The following table shows the performance and the maximal geometric error in the flow for various discretization schemes when integrating over the interval \([0,200\pi ]\) using 1, 000 equidistant steps. We used the simplified approach due to \(\mu =0\).
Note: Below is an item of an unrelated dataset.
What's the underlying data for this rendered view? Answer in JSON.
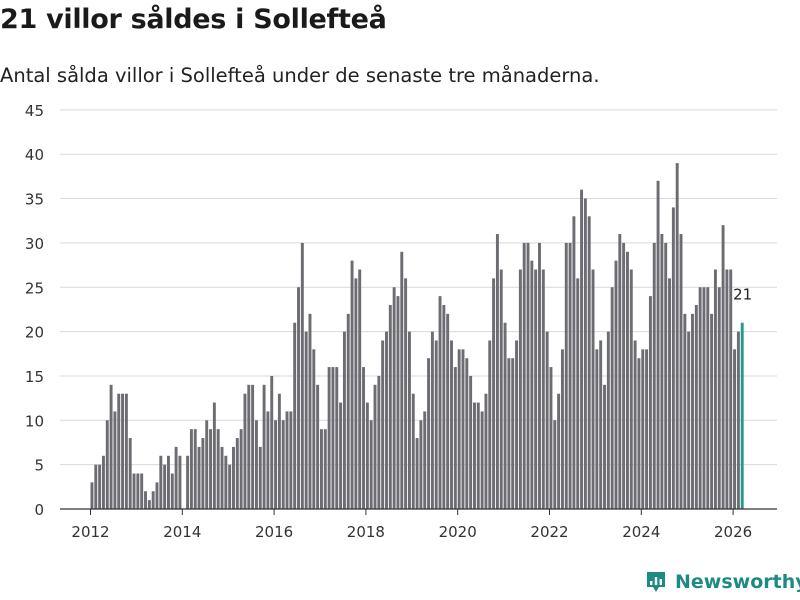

$$\begin{aligned} \begin{array}{|l|l|c|c|c|c|}\hline \text {method}&{}\text {version}&{}\text {stages}&{}\text {order}&{}\text {cpu time}&{}\text {error}\\ \hline \hline \texttt {GAUSS-}{} \texttt {LOBATTO}&{}\texttt {DIRECT}&{}\texttt {2-}{} \texttt {3}&{}\texttt {4}&{}\texttt {~~3.33}&{}\texttt {4.548e-}{} \texttt {01}\\ \hline \texttt {DORMAND-}{} \texttt {PRINCE}&{}\texttt {INHERENT}&{}\texttt {7}&{}\texttt {4}&{}\texttt {~32.40}&{}\texttt {8.957e-}{} \texttt {01}\\ \hline \texttt {GAUSS}&{}\texttt {ROTATED}&{}\texttt {2}&{}\texttt {4}&{}\texttt {226.55}&{}\texttt {6.912e-}{} \texttt {01}\\ \hline \texttt {GAUSS}&{}\texttt {SKEW}\_\texttt {ADJOINT}&{}\texttt {2}&{}\texttt {4}&{}\texttt {288.55}&{}{\texttt {1.096e-}{} \texttt {11}}\\ \hline \end{array} \end{aligned}$$

In particular, we see that again the last method given in the table shows a geometric error only governed by roundoff effects, thus constituting a geometric integrator for this class of problems.

6 Conclusions

We have presented discretization methods for DAEs that are based on the integration of an inherent ODE which is extracted from the derivative array equations associated with the given DAE utilizing automatic differentiation. We have shown that for this inherent ODE we can use classical discretization schemes for the numerical integration of ODEs that cannot be used for DAEs directly. For self-adjoint and skew-adjoint linear time-varying DAEs we have shown that the inherent ODE can be constructed in such a way that it inherits these symmetry properties of the given DAE and thus also the geometric properties of its flow. We then have exploited this property to construct geometric integration schemes with a numerical flow that preserves these geometric properties.